Number of solutions to congruences Is there any general form to determine the number of non-congruent solutions to equations of the form $f(x) \equiv b \pmod m$?
I solved a few linear congruence equations ($ax \equiv b \pmod m$) and I know those have only one solution because we're basically finding $a^{-1}$ and all the inverses of $a$ are congruent.
What's the number of solutions for congruences of higher degree polynomials? (quadratic, qube, etc).
Thanks a lot.
 A: Theorem: a polynomial of degree $n$ has at most $n$ zeroes $\!\bmod p$.  
Proof: $ax\equiv b\pmod {\!p}$ has one solution. Assume that any polynomial of degree $n-1$ has at most $n-1$ roots. Consider an arbitrary polynomial $f$ of degree $n$. If it has no zeroes, we're done. Otherwise (let the root be $a$) we can write $f$ as $f(x)=(x-a)g(x)$, where $g$ is a polynomial of degree $n-1$. $f$ then must have at most $1+(n-1)=n$ zeroes. $\ \ \ \square$  
Not true for coprime moduli. E.g., $x^2\equiv 1\pmod {\!12}\iff x\equiv \{1,5,7,11\}$.     
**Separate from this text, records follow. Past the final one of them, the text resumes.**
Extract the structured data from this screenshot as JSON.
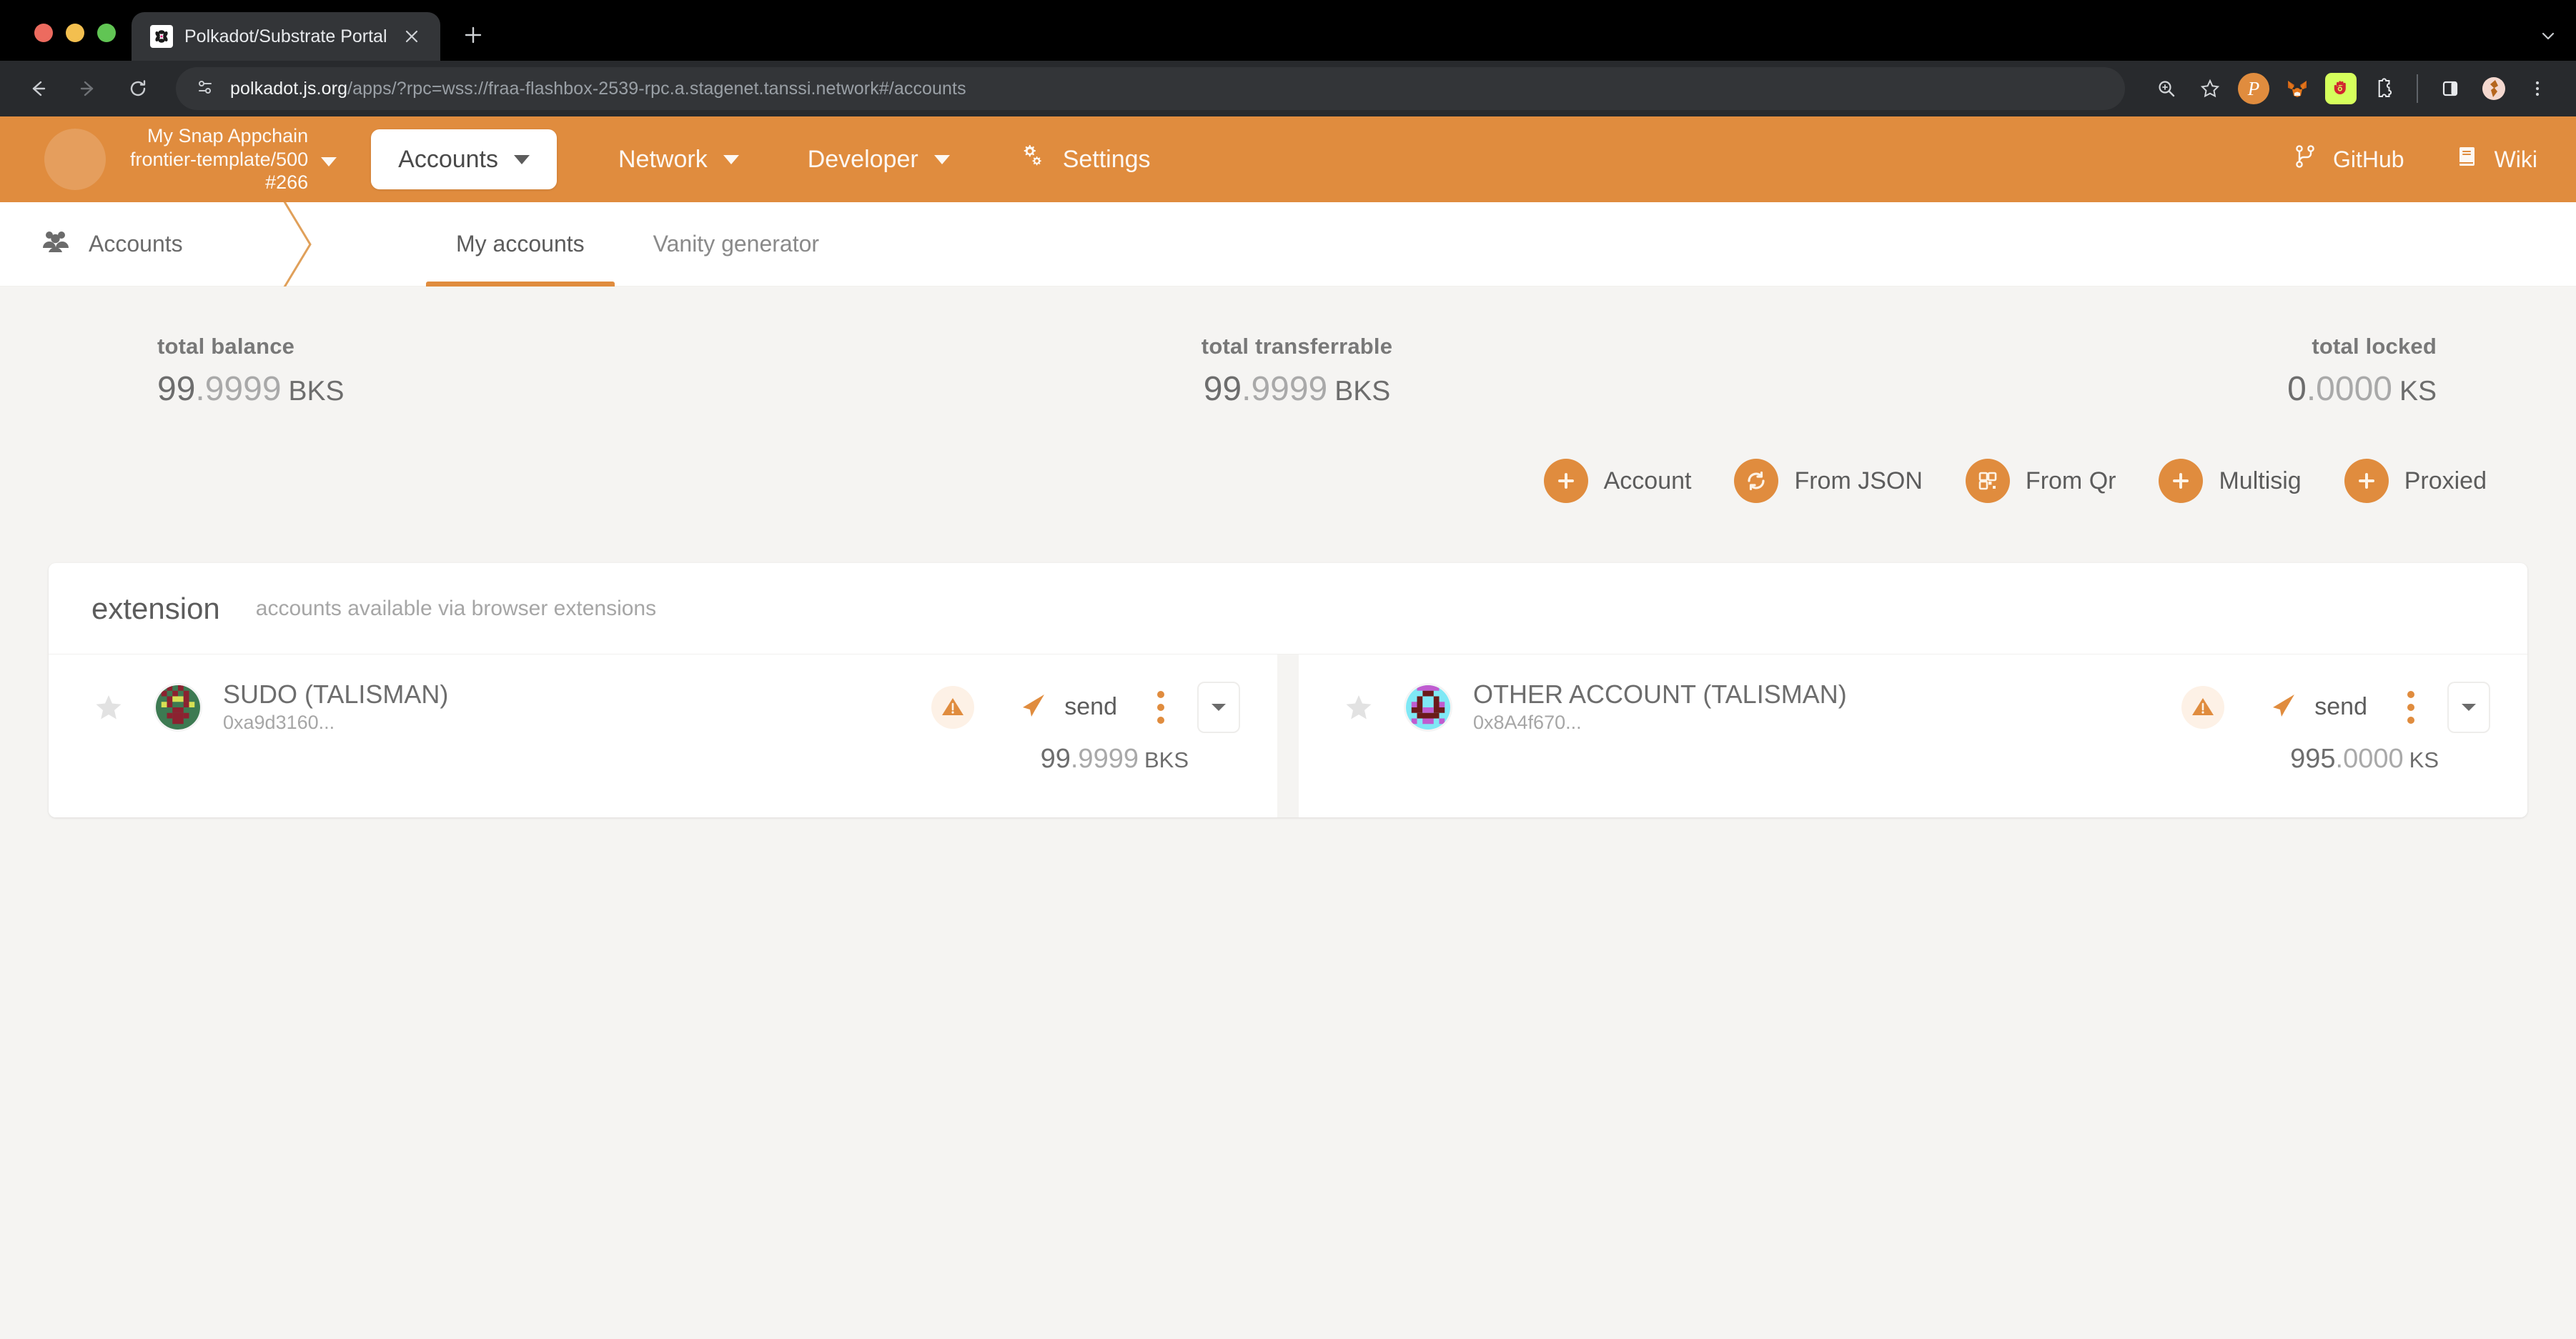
{
  "browser": {
    "tab": {
      "title": "Polkadot/Substrate Portal",
      "favicon_icon": "polkadot-favicon",
      "close_icon": "close-icon"
    },
    "new_tab_icon": "plus-icon",
    "tabstrip_menu_icon": "chevron-down-icon",
    "back_icon": "back-arrow-icon",
    "forward_icon": "forward-arrow-icon",
    "reload_icon": "reload-icon",
    "site_info_icon": "site-settings-icon",
    "url_host": "polkadot.js.org",
    "url_path": "/apps/?rpc=wss://fraa-flashbox-2539-rpc.a.stagenet.tanssi.network#/accounts",
    "toolbar_icons": [
      "zoom-search-icon",
      "bookmark-star-icon",
      "polkadot-extension-icon",
      "metamask-extension-icon",
      "talisman-extension-icon",
      "extensions-puzzle-icon",
      "side-panel-icon",
      "profile-avatar-icon",
      "chrome-menu-icon"
    ]
  },
  "topbar": {
    "chain_logo_icon": "chain-logo",
    "chain_name": "My Snap Appchain",
    "chain_spec": "frontier-template/500",
    "chain_block": "#266",
    "chain_caret_icon": "chevron-down-icon",
    "active_menu": "Accounts",
    "active_menu_caret_icon": "chevron-down-icon",
    "menus": [
      {
        "label": "Network",
        "caret_icon": "chevron-down-icon"
      },
      {
        "label": "Developer",
        "caret_icon": "chevron-down-icon"
      }
    ],
    "settings": {
      "label": "Settings",
      "icon": "gears-icon"
    },
    "links": [
      {
        "label": "GitHub",
        "icon": "git-branch-icon"
      },
      {
        "label": "Wiki",
        "icon": "book-icon"
      }
    ]
  },
  "breadcrumb": {
    "label": "Accounts",
    "icon": "users-icon"
  },
  "tabs": [
    {
      "label": "My accounts",
      "active": true
    },
    {
      "label": "Vanity generator",
      "active": false
    }
  ],
  "summary": [
    {
      "label": "total balance",
      "int": "99",
      "dec": ".9999",
      "unit": "BKS"
    },
    {
      "label": "total transferrable",
      "int": "99",
      "dec": ".9999",
      "unit": "BKS"
    },
    {
      "label": "total locked",
      "int": "0",
      "dec": ".0000",
      "unit": "KS"
    }
  ],
  "actions": [
    {
      "label": "Account",
      "icon": "plus-icon"
    },
    {
      "label": "From JSON",
      "icon": "sync-icon"
    },
    {
      "label": "From Qr",
      "icon": "qr-code-icon"
    },
    {
      "label": "Multisig",
      "icon": "plus-icon"
    },
    {
      "label": "Proxied",
      "icon": "plus-icon"
    }
  ],
  "panel": {
    "title": "extension",
    "subtitle": "accounts available via browser extensions"
  },
  "accounts": [
    {
      "name": "SUDO (TALISMAN)",
      "address": "0xa9d3160...",
      "star_icon": "star-icon",
      "identicon": "identicon-sudo",
      "warning_icon": "warning-triangle-icon",
      "send_label": "send",
      "send_icon": "paper-plane-icon",
      "menu_icon": "kebab-menu-icon",
      "expand_icon": "chevron-down-icon",
      "balance_int": "99",
      "balance_dec": ".9999",
      "balance_unit": "BKS"
    },
    {
      "name": "OTHER ACCOUNT (TALISMAN)",
      "address": "0x8A4f670...",
      "star_icon": "star-icon",
      "identicon": "identicon-other",
      "warning_icon": "warning-triangle-icon",
      "send_label": "send",
      "send_icon": "paper-plane-icon",
      "menu_icon": "kebab-menu-icon",
      "expand_icon": "chevron-down-icon",
      "balance_int": "995",
      "balance_dec": ".0000",
      "balance_unit": "KS"
    }
  ],
  "colors": {
    "brand_orange": "#e08c3e",
    "page_bg": "#f5f4f2",
    "text_dark": "#5c5c5c",
    "text_muted": "#a6a6a6"
  }
}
CRT implies every polynomial of degree $n$ has at most $n^k$ roots mod $p_1p_2\cdots p_k$, where $p_i$ are distinct primes, since any combination of residues mod $p_i$ gives a unique residue mod $p_1p_2\cdots p_k$ and vice versa, and there are $\underbrace{n\cdot n\cdots n}_{k\text{ }n\text{'s}}=n^k$ such combinations.
A: In general if the degree of the polynomial is $d$, then the maximum number of non-congruent solutions $\!\bmod p$ is $d$, but $d$ solutions are not guaranteed.